Receiving the Seal of Biliteracy can have a range of benefits for any student’s future. The Seal will be visible on each recipient’s high school diploma as well as his or her transcript, as outlined on the New York State Seal of Biliteracy page ( Bruno described how being biliterate can provide a significant asset to students’ credentials, such as in scholarship or job applications. “It doesn’t necessarily mean that you have to be 100% fluent,” he said, “but to be able to converse with someone and understand when someone is speaking the language, at a higher level, has to make you stand out.” 
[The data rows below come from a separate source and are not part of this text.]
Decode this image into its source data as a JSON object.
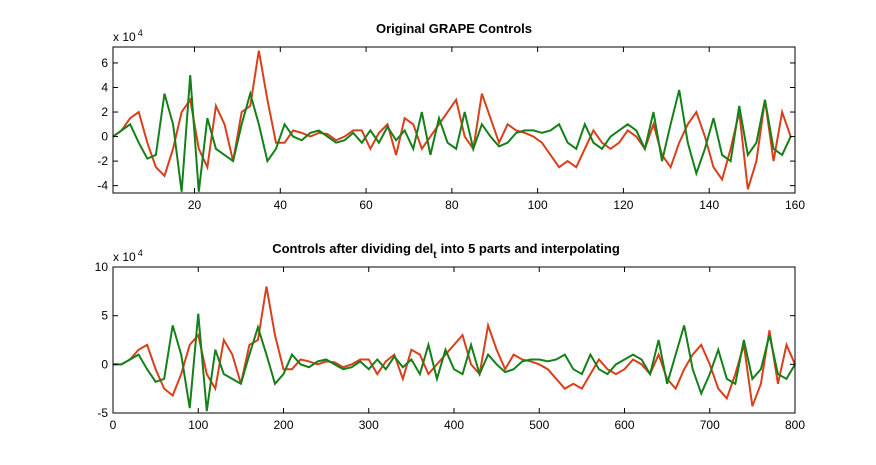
{
  "chart_data": [
    {
      "type": "line",
      "title": "Original GRAPE Controls",
      "y_multiplier": "x 10",
      "y_exponent": "4",
      "xlim": [
        1,
        160
      ],
      "ylim": [
        -4.6,
        7.3
      ],
      "xticks": [
        20,
        40,
        60,
        80,
        100,
        120,
        140,
        160
      ],
      "yticks": [
        -4,
        -2,
        0,
        2,
        4,
        6
      ],
      "x": [
        1,
        3,
        5,
        7,
        9,
        11,
        13,
        15,
        17,
        19,
        21,
        23,
        25,
        27,
        29,
        31,
        33,
        35,
        37,
        39,
        41,
        43,
        45,
        47,
        49,
        51,
        53,
        55,
        57,
        59,
        61,
        63,
        65,
        67,
        69,
        71,
        73,
        75,
        77,
        79,
        81,
        83,
        85,
        87,
        89,
        91,
        93,
        95,
        97,
        99,
        101,
        103,
        105,
        107,
        109,
        111,
        113,
        115,
        117,
        119,
        121,
        123,
        125,
        127,
        129,
        131,
        133,
        135,
        137,
        139,
        141,
        143,
        145,
        147,
        149,
        151,
        153,
        155,
        157,
        159
      ],
      "series": [
        {
          "color": "#d8401c",
          "values": [
            0,
            0.5,
            1.5,
            2,
            -0.5,
            -2.5,
            -3.2,
            -1,
            2,
            3,
            -1,
            -2.5,
            2.5,
            1,
            -2,
            2,
            2.5,
            7,
            3,
            -0.5,
            -0.5,
            0.5,
            0.3,
            0,
            0.3,
            0.2,
            -0.3,
            0,
            0.5,
            0.5,
            -1,
            0.3,
            1,
            -1.5,
            1.5,
            1,
            -1,
            0,
            1,
            2,
            3,
            0,
            -1,
            3.5,
            1.5,
            -0.5,
            1,
            0.5,
            0.3,
            0,
            -0.5,
            -1.5,
            -2.5,
            -2,
            -2.5,
            -1,
            0.5,
            -0.5,
            -1,
            -0.5,
            0.5,
            0,
            -1,
            1,
            -1.5,
            -2.5,
            -0.5,
            1,
            2,
            0,
            -2.5,
            -3.5,
            -1,
            2,
            -4.3,
            -2,
            3,
            -2,
            2,
            0
          ]
        },
        {
          "color": "#15801a",
          "values": [
            0,
            0.5,
            1,
            -0.5,
            -1.8,
            -1.5,
            3.5,
            1,
            -4.5,
            5,
            -4.5,
            1.5,
            -1,
            -1.5,
            -2,
            1,
            3.5,
            1,
            -2,
            -1,
            1,
            0,
            -0.3,
            0.3,
            0.5,
            0,
            -0.5,
            -0.3,
            0.3,
            -0.5,
            0.5,
            -0.5,
            0.8,
            -0.3,
            0.5,
            -1,
            2,
            -1.5,
            1.5,
            -0.5,
            -1,
            2,
            -1,
            1,
            0,
            -0.8,
            -0.5,
            0.3,
            0.5,
            0.5,
            0.3,
            0.5,
            1,
            -0.5,
            -1,
            1,
            -0.5,
            -1,
            0,
            0.5,
            1,
            0.5,
            -1,
            2,
            -2,
            1,
            3.8,
            -0.5,
            -3,
            -1,
            1.5,
            -1.5,
            -2,
            2.5,
            -1.5,
            -0.5,
            3,
            -1,
            -1.5,
            0
          ]
        }
      ]
    },
    {
      "type": "line",
      "title": "Controls after dividing del",
      "title_subscript": "t",
      "title_suffix": "into 5 parts and interpolating",
      "y_multiplier": "x 10",
      "y_exponent": "4",
      "xlim": [
        0,
        800
      ],
      "ylim": [
        -5,
        10
      ],
      "xticks": [
        0,
        100,
        200,
        300,
        400,
        500,
        600,
        700,
        800
      ],
      "yticks": [
        -5,
        0,
        5,
        10
      ],
      "x": [
        0,
        10,
        20,
        30,
        40,
        50,
        60,
        70,
        80,
        90,
        100,
        110,
        120,
        130,
        140,
        150,
        160,
        170,
        180,
        190,
        200,
        210,
        220,
        230,
        240,
        250,
        260,
        270,
        280,
        290,
        300,
        310,
        320,
        330,
        340,
        350,
        360,
        370,
        380,
        390,
        400,
        410,
        420,
        430,
        440,
        450,
        460,
        470,
        480,
        490,
        500,
        510,
        520,
        530,
        540,
        550,
        560,
        570,
        580,
        590,
        600,
        610,
        620,
        630,
        640,
        650,
        660,
        670,
        680,
        690,
        700,
        710,
        720,
        730,
        740,
        750,
        760,
        770,
        780,
        790,
        800
      ],
      "series": [
        {
          "color": "#d8401c",
          "values": [
            0,
            0,
            0.5,
            1.5,
            2,
            -0.5,
            -2.5,
            -3.2,
            -1,
            2,
            3,
            -1,
            -2.5,
            2.5,
            1,
            -2,
            2,
            2.5,
            8,
            3,
            -0.5,
            -0.5,
            0.5,
            0.3,
            0,
            0.3,
            0.2,
            -0.3,
            0,
            0.5,
            0.5,
            -1,
            0.3,
            1,
            -1.5,
            1.5,
            1,
            -1,
            0,
            1,
            2,
            3,
            0,
            -1,
            4,
            1.5,
            -0.5,
            1,
            0.5,
            0.3,
            0,
            -0.5,
            -1.5,
            -2.5,
            -2,
            -2.5,
            -1,
            0.5,
            -0.5,
            -1,
            -0.5,
            0.5,
            0,
            -1,
            1,
            -1.5,
            -2.5,
            -0.5,
            1,
            2,
            0,
            -2.5,
            -3.5,
            -1,
            2,
            -4.3,
            -2,
            3.5,
            -2,
            2,
            0
          ]
        },
        {
          "color": "#15801a",
          "values": [
            0,
            0,
            0.5,
            1,
            -0.5,
            -1.8,
            -1.5,
            4,
            1,
            -4.5,
            5.2,
            -4.8,
            1.5,
            -1,
            -1.5,
            -2,
            1,
            3.8,
            1,
            -2,
            -1,
            1,
            0,
            -0.3,
            0.3,
            0.5,
            0,
            -0.5,
            -0.3,
            0.3,
            -0.5,
            0.5,
            -0.5,
            0.8,
            -0.3,
            0.5,
            -1,
            2,
            -1.5,
            1.5,
            -0.5,
            -1,
            2,
            -1,
            1,
            0,
            -0.8,
            -0.5,
            0.3,
            0.5,
            0.5,
            0.3,
            0.5,
            1,
            -0.5,
            -1,
            1,
            -0.5,
            -1,
            0,
            0.5,
            1,
            0.5,
            -1,
            2.5,
            -2,
            1,
            4,
            -0.5,
            -3,
            -1,
            1.5,
            -1.5,
            -2,
            2.5,
            -1.5,
            -0.5,
            3,
            -1,
            -1.5,
            0
          ]
        }
      ]
    }
  ]
}
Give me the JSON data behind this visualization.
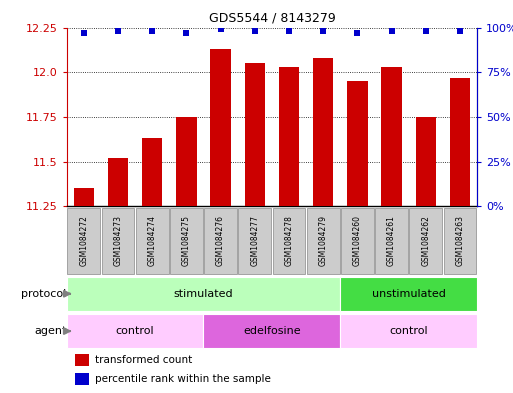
{
  "title": "GDS5544 / 8143279",
  "samples": [
    "GSM1084272",
    "GSM1084273",
    "GSM1084274",
    "GSM1084275",
    "GSM1084276",
    "GSM1084277",
    "GSM1084278",
    "GSM1084279",
    "GSM1084260",
    "GSM1084261",
    "GSM1084262",
    "GSM1084263"
  ],
  "bar_values": [
    11.35,
    11.52,
    11.63,
    11.75,
    12.13,
    12.05,
    12.03,
    12.08,
    11.95,
    12.03,
    11.75,
    11.97
  ],
  "percentile_values": [
    97,
    98,
    98,
    97,
    99,
    98,
    98,
    98,
    97,
    98,
    98,
    98
  ],
  "bar_color": "#cc0000",
  "percentile_color": "#0000cc",
  "ylim_left": [
    11.25,
    12.25
  ],
  "ylim_right": [
    0,
    100
  ],
  "yticks_left": [
    11.25,
    11.5,
    11.75,
    12.0,
    12.25
  ],
  "yticks_right": [
    0,
    25,
    50,
    75,
    100
  ],
  "ytick_labels_right": [
    "0%",
    "25%",
    "50%",
    "75%",
    "100%"
  ],
  "protocol_groups": [
    {
      "label": "stimulated",
      "start": 0,
      "end": 7,
      "color": "#bbffbb"
    },
    {
      "label": "unstimulated",
      "start": 8,
      "end": 11,
      "color": "#44dd44"
    }
  ],
  "agent_groups": [
    {
      "label": "control",
      "start": 0,
      "end": 3,
      "color": "#ffccff"
    },
    {
      "label": "edelfosine",
      "start": 4,
      "end": 7,
      "color": "#dd66dd"
    },
    {
      "label": "control",
      "start": 8,
      "end": 11,
      "color": "#ffccff"
    }
  ],
  "sample_box_color": "#cccccc",
  "sample_box_edge": "#888888",
  "legend_red_label": "transformed count",
  "legend_blue_label": "percentile rank within the sample",
  "label_protocol": "protocol",
  "label_agent": "agent"
}
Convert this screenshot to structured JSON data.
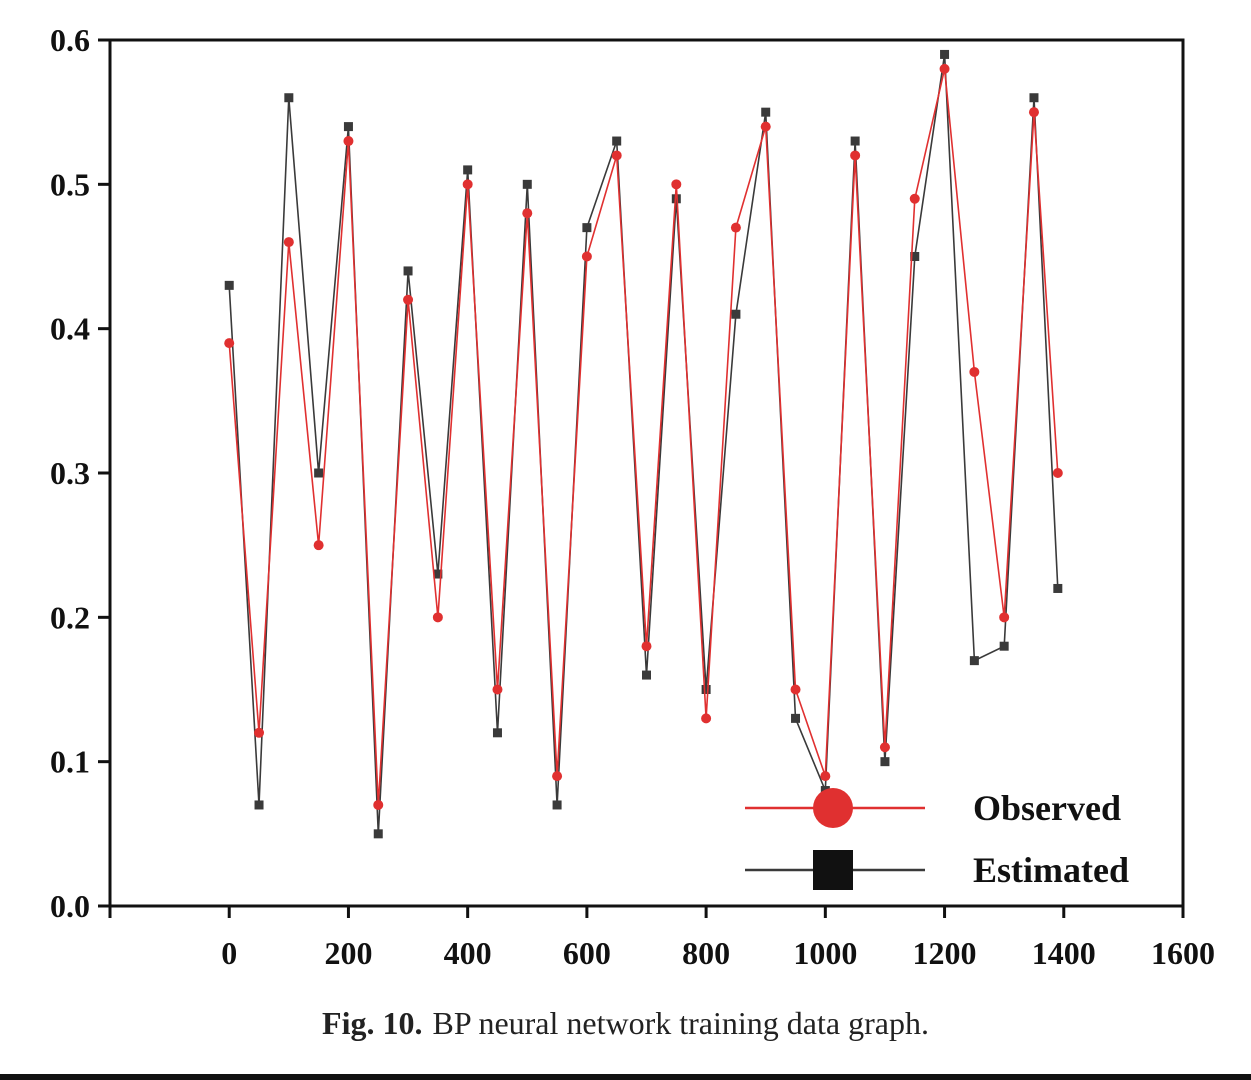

These seniors may already have plans to use their foreign language skills in the near future. Malinka said, “I’m going to be serving a religious mission in the fall for the next two years, and I recently learned that I will be speaking Spanish. Although I didn’t originally plan to get [the Seal of Biliteracy] for that reason, I’m glad I did, because it will help me a lot as I’m trying to master Spanish.” Scala included, “I plan to use the skills I have learned to study abroad and take classes in college.” Whatever their plans are for utilizing their language skills, the biliterate students will surely find themselves in situations where such skills will prove incredibly beneficial.

Bruno has high hopes for the future of the Seal of Biliteracy, the Foreign Language Department, and Lynbrook’s language students. He hopes to make younger students aware of the many opportunities available to them in the language department, continuing to “open up the windows that kids could take advantage of.” Malinka advised aspiring language students to study and ask questions to their teachers, expressing that “it’s a worthwhile pursuit; it’s a life skill that will help you with all kinds of circumstances and different people. It’s definitely worth the effort.” Job provided some tips for young language students:“First, start as early as you can because there’s no harm in getting a head start; second, start with what you have already learned and build off of that knowledge; and third, have fun with it! There is no shame in showing off your new skills!” Scala included, “I […] advise students to not get nervous about presenting in front of the judges. It sounds intimidating, but with practice and confidence, you can do it. LHS has a supportive foreign language staff willing to help. I encourage everyone to participate in the Seal of Biliteracy. It is truly an enriching and rewarding experience.” If young students decide now that they would like to build a focus on foreign languages and one day earn the Seal of Biliteracy, the road has certainly been paved for them, and there are countless routes that they can take to pursue their personal ambitions.